In collaboration with the Maryland Department of Health and the state’s Health Information exchange, the researchers matched deidentified individual records across five Maryland databases including all-payer hospital discharge data, which includes private insurance as well as Medicare and Medicaid; Maryland’s prescription drug-monitoring program, a registry of controlled prescriptions; behavioral treatment programs that participate in Medicaid; as well as criminal justice records for property or drug-related offenses.
The study sample of more than 2.29 million linked records, included Maryland residents ages 18–80 with one or more records in any of the four databases in 2015. Using statistical modeling, the researchers predicted opioid-related overdoses in 2016 from variables derived from 2015. The researchers tracked fatal opioid overdoses using medical examiner records and nonfatal opioid overdoses from emergency department or inpatient hospital-settings data.
Of the study sample, approximately 43 percent were male and 53 percent were aged 50 or younger. In 2016, 0.05 percent of the sample, or approximately 1,204 individuals, experienced a fatal opioid overdose and 0.37 percent, or approximately 8,430 individuals, had a nonfatal overdose. In 2015, 63.9 percent of the study sample had hospital records, 32 percent had one to two emergency department visits, and 1.2 percent were diagnosed with an opioid use disorder in the hospital.
Approximately two-thirds of the sample (66.8 percent) had records in the prescription drug-monitoring program, but a very small number, only 1.1 percent, had involvement in the criminal justice system. The study drew on a limited criminal justice sample of only individuals with drug or property offenses. About 7.4 percent of the study sample had used behavioral health services.
“The COVID-19 experience has taught us the importance of using linked medical and public health data to identify and respond to health risks on a real-time basis,” says the study’s senior author Jonathan Weiner, DrPH, co-director of the Center for Population Health Information Technology and professor in the Department of Health Policy and Management. “This study offers evidence that data already in every state’s possession can be used to redouble our efforts to help individuals and communities still being decimated by the opioid overdose epidemic.”
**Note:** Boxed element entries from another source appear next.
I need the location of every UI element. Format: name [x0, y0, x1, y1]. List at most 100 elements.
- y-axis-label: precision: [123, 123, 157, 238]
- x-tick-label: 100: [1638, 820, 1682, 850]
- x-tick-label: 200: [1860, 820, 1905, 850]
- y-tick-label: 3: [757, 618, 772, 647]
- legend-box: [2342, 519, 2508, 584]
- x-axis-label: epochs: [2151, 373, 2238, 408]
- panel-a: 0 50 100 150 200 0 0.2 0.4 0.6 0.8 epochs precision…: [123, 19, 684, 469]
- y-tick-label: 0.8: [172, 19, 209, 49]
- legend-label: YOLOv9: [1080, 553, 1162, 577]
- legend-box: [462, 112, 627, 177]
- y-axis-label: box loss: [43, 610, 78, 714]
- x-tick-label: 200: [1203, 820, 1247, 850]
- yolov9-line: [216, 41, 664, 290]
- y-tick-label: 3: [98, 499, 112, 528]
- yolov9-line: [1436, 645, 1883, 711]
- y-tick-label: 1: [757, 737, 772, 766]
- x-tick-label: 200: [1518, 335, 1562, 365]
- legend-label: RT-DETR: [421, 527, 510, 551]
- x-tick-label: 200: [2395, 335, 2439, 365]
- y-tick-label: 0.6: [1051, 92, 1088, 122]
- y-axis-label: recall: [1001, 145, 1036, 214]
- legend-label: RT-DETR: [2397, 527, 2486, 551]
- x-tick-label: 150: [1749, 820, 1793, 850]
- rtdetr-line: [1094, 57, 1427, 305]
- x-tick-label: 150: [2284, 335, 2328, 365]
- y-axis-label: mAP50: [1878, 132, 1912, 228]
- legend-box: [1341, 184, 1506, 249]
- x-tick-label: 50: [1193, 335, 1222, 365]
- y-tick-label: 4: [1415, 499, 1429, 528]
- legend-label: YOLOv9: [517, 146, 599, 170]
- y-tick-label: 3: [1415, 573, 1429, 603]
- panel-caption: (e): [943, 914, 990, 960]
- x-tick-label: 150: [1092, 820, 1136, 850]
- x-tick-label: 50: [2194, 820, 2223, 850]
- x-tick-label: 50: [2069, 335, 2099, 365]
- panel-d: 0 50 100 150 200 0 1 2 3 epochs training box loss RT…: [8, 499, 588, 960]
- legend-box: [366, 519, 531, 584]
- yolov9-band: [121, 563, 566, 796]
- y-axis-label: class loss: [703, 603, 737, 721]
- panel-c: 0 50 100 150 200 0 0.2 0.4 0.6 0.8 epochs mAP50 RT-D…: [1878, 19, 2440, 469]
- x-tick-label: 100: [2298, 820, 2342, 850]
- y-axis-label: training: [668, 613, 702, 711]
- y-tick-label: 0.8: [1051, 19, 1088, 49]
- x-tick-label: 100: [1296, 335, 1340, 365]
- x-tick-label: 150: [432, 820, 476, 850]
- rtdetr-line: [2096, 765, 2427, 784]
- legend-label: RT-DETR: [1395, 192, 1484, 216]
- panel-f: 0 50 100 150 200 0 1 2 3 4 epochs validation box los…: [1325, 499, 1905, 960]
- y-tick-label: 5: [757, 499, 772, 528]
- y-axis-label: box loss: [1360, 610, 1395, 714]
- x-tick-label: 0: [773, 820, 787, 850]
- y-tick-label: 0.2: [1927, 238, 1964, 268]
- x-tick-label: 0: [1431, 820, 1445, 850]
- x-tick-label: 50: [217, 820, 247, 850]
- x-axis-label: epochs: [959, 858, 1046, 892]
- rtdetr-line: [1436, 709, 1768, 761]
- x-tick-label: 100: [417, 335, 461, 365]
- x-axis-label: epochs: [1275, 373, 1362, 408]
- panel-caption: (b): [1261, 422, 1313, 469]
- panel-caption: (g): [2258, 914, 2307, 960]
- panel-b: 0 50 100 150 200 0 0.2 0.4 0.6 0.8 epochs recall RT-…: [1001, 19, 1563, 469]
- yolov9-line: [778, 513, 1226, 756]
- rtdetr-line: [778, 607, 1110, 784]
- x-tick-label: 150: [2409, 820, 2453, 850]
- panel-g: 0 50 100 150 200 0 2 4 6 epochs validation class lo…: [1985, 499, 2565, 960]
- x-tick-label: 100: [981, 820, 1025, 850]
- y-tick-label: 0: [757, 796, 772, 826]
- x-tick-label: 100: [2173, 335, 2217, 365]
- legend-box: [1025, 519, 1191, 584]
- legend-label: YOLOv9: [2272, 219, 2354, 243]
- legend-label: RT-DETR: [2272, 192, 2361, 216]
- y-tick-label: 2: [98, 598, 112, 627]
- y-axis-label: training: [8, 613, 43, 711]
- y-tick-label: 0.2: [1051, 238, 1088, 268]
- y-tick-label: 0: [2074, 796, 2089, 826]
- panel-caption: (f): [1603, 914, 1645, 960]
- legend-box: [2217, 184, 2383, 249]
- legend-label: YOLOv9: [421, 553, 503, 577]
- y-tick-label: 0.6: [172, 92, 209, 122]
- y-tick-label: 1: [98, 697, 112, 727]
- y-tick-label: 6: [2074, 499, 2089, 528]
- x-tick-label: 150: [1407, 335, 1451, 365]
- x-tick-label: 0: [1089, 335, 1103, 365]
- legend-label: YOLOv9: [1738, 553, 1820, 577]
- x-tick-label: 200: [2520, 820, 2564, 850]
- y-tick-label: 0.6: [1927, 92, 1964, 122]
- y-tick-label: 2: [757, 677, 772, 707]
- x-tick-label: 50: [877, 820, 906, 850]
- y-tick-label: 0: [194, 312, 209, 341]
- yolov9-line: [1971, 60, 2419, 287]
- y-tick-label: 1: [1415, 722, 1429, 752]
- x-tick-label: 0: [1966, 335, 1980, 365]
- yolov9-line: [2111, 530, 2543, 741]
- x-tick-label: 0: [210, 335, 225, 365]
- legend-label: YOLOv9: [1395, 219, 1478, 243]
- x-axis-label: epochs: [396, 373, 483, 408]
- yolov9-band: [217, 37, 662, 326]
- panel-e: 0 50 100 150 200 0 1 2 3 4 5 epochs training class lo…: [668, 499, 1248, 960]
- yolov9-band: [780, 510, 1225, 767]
“Predicting Opioid Overdose Using Linked Statewide Medical and Criminal Justice Data: A Cross-Sectional Predictive Modeling Study” was written by Brendan Saloner, Hsien Yen Chang, Noa Krawczyk, Lindsey Ferris, Matthew Eisenberg, Thomas Richards, Klaus Lemke, Kristin E Schneider, Michael Baier and Jonathan Weiner.
The study was supported by a grant from the Bureau of Justice Assistance of the U.S. Department of Justice.